Luca Verdi, responsabile del laboratorio analisi aria e radioprotezione della Provincia, conferma: ad oggi nessuna antenna 5G nel Meranese. «Del tema se ne parla da almeno un anno. In tutta la Provincia risulta installato un impianti 5G a Rasun, in occasione dei Mondiali di biathlon ad Anterselva, uno in Val Gardena, un terzo a Bolzano per collegamenti come risorsa per Internet».

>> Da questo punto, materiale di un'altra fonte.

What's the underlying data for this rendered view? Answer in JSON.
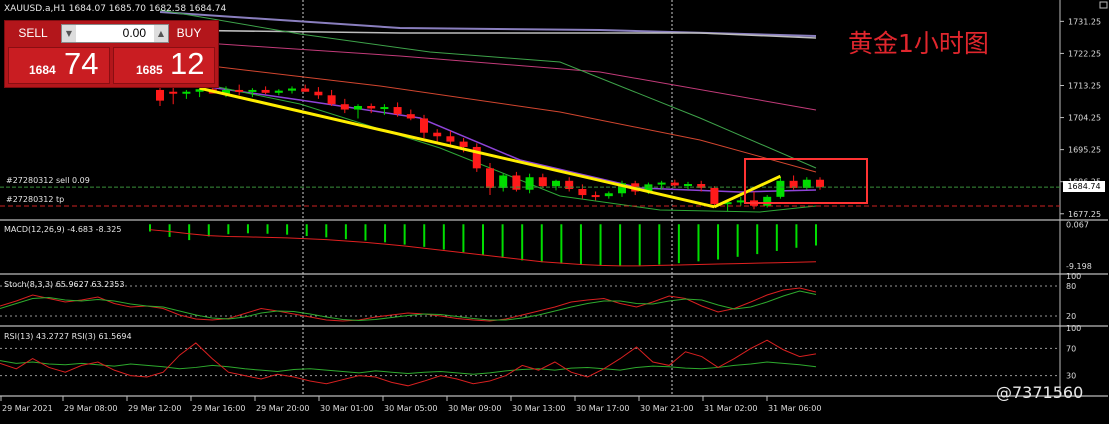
{
  "symbol_title": "XAUUSD.a,H1  1684.07 1685.70 1682.58 1684.74",
  "annotation_cn": "黄金1小时图",
  "watermark": "@7371560",
  "trade_panel": {
    "sell_label": "SELL",
    "buy_label": "BUY",
    "lot_value": "0.00",
    "sell_price_small": "1684",
    "sell_price_big": "74",
    "buy_price_small": "1685",
    "buy_price_big": "12"
  },
  "orders": {
    "sell_label": "#27280312 sell 0.09",
    "tp_label": "#27280312 tp"
  },
  "current_price_tag": "1684.74",
  "indicators": {
    "macd_label": "MACD(12,26,9) -4.683 -8.325",
    "stoch_label": "Stoch(8,3,3) 65.9627 63.2353",
    "rsi_label": "RSI(13) 43.2727  RSI(3) 61.5694"
  },
  "colors": {
    "bull": "#00dd00",
    "bear": "#ff1a1a",
    "trendline": "#ffee00",
    "highlight_box": "#ff3333"
  },
  "chart_data": [
    {
      "type": "candlestick",
      "title": "XAUUSD.a,H1",
      "x_ticks": [
        "29 Mar 2021",
        "29 Mar 08:00",
        "29 Mar 12:00",
        "29 Mar 16:00",
        "29 Mar 20:00",
        "30 Mar 01:00",
        "30 Mar 05:00",
        "30 Mar 09:00",
        "30 Mar 13:00",
        "30 Mar 17:00",
        "30 Mar 21:00",
        "31 Mar 02:00",
        "31 Mar 06:00"
      ],
      "y_ticks": [
        1731.25,
        1722.25,
        1713.25,
        1704.25,
        1695.25,
        1686.25,
        1677.25
      ],
      "ylim": [
        1675.5,
        1735.0
      ],
      "candles": [
        {
          "o": 1712.0,
          "h": 1713.5,
          "l": 1707.5,
          "c": 1709.0
        },
        {
          "o": 1711.5,
          "h": 1713.0,
          "l": 1708.0,
          "c": 1711.0
        },
        {
          "o": 1711.0,
          "h": 1712.0,
          "l": 1709.5,
          "c": 1711.5
        },
        {
          "o": 1711.5,
          "h": 1713.0,
          "l": 1710.0,
          "c": 1712.2
        },
        {
          "o": 1712.2,
          "h": 1713.6,
          "l": 1711.0,
          "c": 1711.0
        },
        {
          "o": 1711.0,
          "h": 1713.0,
          "l": 1710.0,
          "c": 1712.0
        },
        {
          "o": 1712.0,
          "h": 1713.5,
          "l": 1710.5,
          "c": 1711.5
        },
        {
          "o": 1711.5,
          "h": 1712.5,
          "l": 1710.0,
          "c": 1712.0
        },
        {
          "o": 1712.0,
          "h": 1713.0,
          "l": 1710.8,
          "c": 1711.2
        },
        {
          "o": 1711.2,
          "h": 1712.2,
          "l": 1710.5,
          "c": 1711.8
        },
        {
          "o": 1711.8,
          "h": 1713.0,
          "l": 1711.0,
          "c": 1712.4
        },
        {
          "o": 1712.4,
          "h": 1713.5,
          "l": 1711.5,
          "c": 1711.5
        },
        {
          "o": 1711.5,
          "h": 1712.8,
          "l": 1709.5,
          "c": 1710.5
        },
        {
          "o": 1710.5,
          "h": 1712.0,
          "l": 1707.5,
          "c": 1708.0
        },
        {
          "o": 1708.0,
          "h": 1709.5,
          "l": 1705.5,
          "c": 1706.5
        },
        {
          "o": 1706.5,
          "h": 1708.0,
          "l": 1704.0,
          "c": 1707.5
        },
        {
          "o": 1707.5,
          "h": 1708.2,
          "l": 1705.5,
          "c": 1706.8
        },
        {
          "o": 1706.8,
          "h": 1708.0,
          "l": 1705.0,
          "c": 1707.2
        },
        {
          "o": 1707.2,
          "h": 1708.5,
          "l": 1704.5,
          "c": 1705.2
        },
        {
          "o": 1705.2,
          "h": 1706.5,
          "l": 1703.5,
          "c": 1704.0
        },
        {
          "o": 1704.0,
          "h": 1705.0,
          "l": 1698.5,
          "c": 1700.0
        },
        {
          "o": 1700.0,
          "h": 1701.0,
          "l": 1697.0,
          "c": 1699.0
        },
        {
          "o": 1699.0,
          "h": 1700.5,
          "l": 1696.5,
          "c": 1697.5
        },
        {
          "o": 1697.5,
          "h": 1698.5,
          "l": 1694.5,
          "c": 1696.0
        },
        {
          "o": 1696.0,
          "h": 1697.0,
          "l": 1689.0,
          "c": 1690.0
        },
        {
          "o": 1690.0,
          "h": 1691.5,
          "l": 1682.5,
          "c": 1684.5
        },
        {
          "o": 1684.5,
          "h": 1688.5,
          "l": 1683.5,
          "c": 1688.0
        },
        {
          "o": 1688.0,
          "h": 1689.0,
          "l": 1683.5,
          "c": 1684.0
        },
        {
          "o": 1684.0,
          "h": 1688.5,
          "l": 1683.0,
          "c": 1687.5
        },
        {
          "o": 1687.5,
          "h": 1688.5,
          "l": 1684.5,
          "c": 1685.0
        },
        {
          "o": 1685.0,
          "h": 1686.8,
          "l": 1683.8,
          "c": 1686.5
        },
        {
          "o": 1686.5,
          "h": 1687.5,
          "l": 1683.5,
          "c": 1684.2
        },
        {
          "o": 1684.2,
          "h": 1685.5,
          "l": 1681.5,
          "c": 1682.5
        },
        {
          "o": 1682.5,
          "h": 1683.5,
          "l": 1681.0,
          "c": 1682.2
        },
        {
          "o": 1682.2,
          "h": 1683.5,
          "l": 1681.5,
          "c": 1683.0
        },
        {
          "o": 1683.0,
          "h": 1686.5,
          "l": 1682.0,
          "c": 1685.8
        },
        {
          "o": 1685.8,
          "h": 1686.5,
          "l": 1682.5,
          "c": 1683.5
        },
        {
          "o": 1683.5,
          "h": 1686.0,
          "l": 1682.8,
          "c": 1685.5
        },
        {
          "o": 1685.5,
          "h": 1686.5,
          "l": 1684.0,
          "c": 1686.0
        },
        {
          "o": 1686.0,
          "h": 1686.8,
          "l": 1684.5,
          "c": 1685.2
        },
        {
          "o": 1685.2,
          "h": 1686.2,
          "l": 1684.0,
          "c": 1685.6
        },
        {
          "o": 1685.6,
          "h": 1686.5,
          "l": 1683.5,
          "c": 1684.5
        },
        {
          "o": 1684.5,
          "h": 1685.0,
          "l": 1679.0,
          "c": 1680.0
        },
        {
          "o": 1680.0,
          "h": 1681.0,
          "l": 1678.0,
          "c": 1680.5
        },
        {
          "o": 1680.5,
          "h": 1682.0,
          "l": 1679.5,
          "c": 1681.0
        },
        {
          "o": 1681.0,
          "h": 1683.5,
          "l": 1678.5,
          "c": 1679.5
        },
        {
          "o": 1679.5,
          "h": 1682.5,
          "l": 1679.0,
          "c": 1682.0
        },
        {
          "o": 1682.0,
          "h": 1687.5,
          "l": 1681.5,
          "c": 1686.5
        },
        {
          "o": 1686.5,
          "h": 1688.0,
          "l": 1684.0,
          "c": 1684.5
        },
        {
          "o": 1684.5,
          "h": 1687.5,
          "l": 1684.0,
          "c": 1686.8
        },
        {
          "o": 1686.8,
          "h": 1687.5,
          "l": 1684.0,
          "c": 1684.7
        }
      ]
    },
    {
      "type": "histogram",
      "title": "MACD(12,26,9) -4.683 -8.325",
      "y_ticks": [
        "0.067",
        "-9.198"
      ],
      "ylim": [
        -11.0,
        0.5
      ],
      "histogram": [
        -1.6,
        -2.8,
        -3.5,
        -2.7,
        -2.2,
        -2.0,
        -2.1,
        -2.3,
        -2.6,
        -2.9,
        -3.3,
        -3.6,
        -4.0,
        -4.5,
        -5.0,
        -5.6,
        -6.2,
        -6.8,
        -7.4,
        -8.0,
        -8.4,
        -8.7,
        -8.9,
        -9.1,
        -9.2,
        -9.1,
        -8.9,
        -8.6,
        -8.2,
        -7.8,
        -7.2,
        -6.6,
        -5.9,
        -5.2,
        -4.7
      ],
      "signal": [
        -1.2,
        -1.6,
        -2.1,
        -2.5,
        -2.7,
        -2.8,
        -2.9,
        -3.0,
        -3.2,
        -3.4,
        -3.7,
        -4.0,
        -4.4,
        -4.8,
        -5.3,
        -5.8,
        -6.3,
        -6.8,
        -7.3,
        -7.8,
        -8.3,
        -8.6,
        -8.9,
        -9.1,
        -9.2,
        -9.2,
        -9.1,
        -9.0,
        -8.9,
        -8.8,
        -8.7,
        -8.6,
        -8.5,
        -8.4,
        -8.3
      ]
    },
    {
      "type": "line",
      "title": "Stoch(8,3,3) 65.9627 63.2353",
      "y_ticks": [
        "100",
        "80",
        "20"
      ],
      "ylim": [
        0,
        100
      ],
      "series": [
        {
          "values": [
            40,
            50,
            62,
            55,
            48,
            52,
            58,
            45,
            38,
            40,
            35,
            22,
            14,
            12,
            15,
            25,
            35,
            30,
            24,
            18,
            12,
            10,
            12,
            18,
            22,
            26,
            24,
            20,
            15,
            12,
            10,
            14,
            22,
            30,
            38,
            48,
            52,
            55,
            45,
            38,
            48,
            60,
            55,
            40,
            28,
            35,
            48,
            62,
            72,
            76,
            68
          ]
        },
        {
          "values": [
            35,
            45,
            55,
            57,
            52,
            50,
            53,
            50,
            44,
            40,
            38,
            30,
            22,
            16,
            14,
            18,
            26,
            30,
            29,
            24,
            18,
            13,
            11,
            13,
            17,
            21,
            24,
            23,
            19,
            15,
            12,
            12,
            16,
            22,
            30,
            38,
            45,
            50,
            50,
            45,
            44,
            50,
            54,
            52,
            42,
            34,
            38,
            48,
            60,
            70,
            63
          ]
        }
      ]
    },
    {
      "type": "line",
      "title": "RSI(13) 43.2727  RSI(3) 61.5694",
      "y_ticks": [
        "100",
        "70",
        "30"
      ],
      "ylim": [
        0,
        100
      ],
      "series": [
        {
          "values": [
            52,
            48,
            50,
            47,
            46,
            48,
            46,
            44,
            47,
            45,
            43,
            40,
            42,
            45,
            43,
            40,
            38,
            36,
            39,
            40,
            38,
            36,
            34,
            37,
            35,
            33,
            35,
            36,
            34,
            32,
            34,
            37,
            39,
            40,
            38,
            41,
            42,
            40,
            38,
            42,
            44,
            43,
            41,
            40,
            42,
            45,
            47,
            50,
            48,
            46,
            43
          ]
        },
        {
          "values": [
            48,
            40,
            55,
            42,
            35,
            45,
            50,
            38,
            30,
            28,
            35,
            60,
            78,
            55,
            35,
            30,
            25,
            32,
            28,
            22,
            18,
            24,
            30,
            28,
            20,
            15,
            22,
            30,
            25,
            18,
            22,
            30,
            45,
            38,
            50,
            35,
            28,
            40,
            55,
            72,
            50,
            45,
            65,
            58,
            42,
            55,
            70,
            82,
            68,
            58,
            62
          ]
        }
      ]
    }
  ]
}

La rivoluzione 5G può partire in qualunque istante in Alto Adige. Non si sa quando i gestori delle telecomunicazioni la introdurranno apriranno gli argini. A muoverli sono logiche di mercato, strategie, finanziamenti. Quando presenteranno i progetti, l’amministrazione provinciale dovrà trattarli secondo i parametri di legge. «Come ufficio provinciale – afferma Verdi - provvediamo alla valutazione sulla radioprotezionistica che consente di capire se il progetto presentato dal gestore rispetti i limiti o meno». Se ottempera alle disposizioni, non c’è margine per respingere la domanda. Il limite di 6 volt/metro di elettrosmog, è bene precisarlo, è riferito non solo all’impianto specifico (che sia 5G o altro) ma agli effetti, nei punti di rilevamento, della somma di tutti i “contributi” degli impianti.

A inizio anno la Provincia ha organizzato quattro incontri sul tema, uno a Merano. «Amplificare informazioni, magari allarmistiche – dice Verdi -, oggi è facile, a torto o a ragione. Poi provare a portare il discorso sul piano razionale, oggettivo, è molto difficile, perché spesso a quel punto le persone partono prevenute verso il mondo tecnico-scientifico, e comunque contro l’amministrazione pubblica». In Italia il tetto per l’esposizione alle emissioni elettromagnetiche è più basso rispetto a tanti altri paesi, a partire da Austria e Germania. «Sui limiti c’è una spinta forte ad abbassarli - aggiunge Verdi - ma anche ad alzarli». Il riferimento è alle potenti lobby delle telecomunicazioni. In ogni caso, la Provincia su quei parametri ha le mani legate e lo dice la legge nazionale: sono limiti che riguardano la tutela della salute e quindi è competenza dello Stato.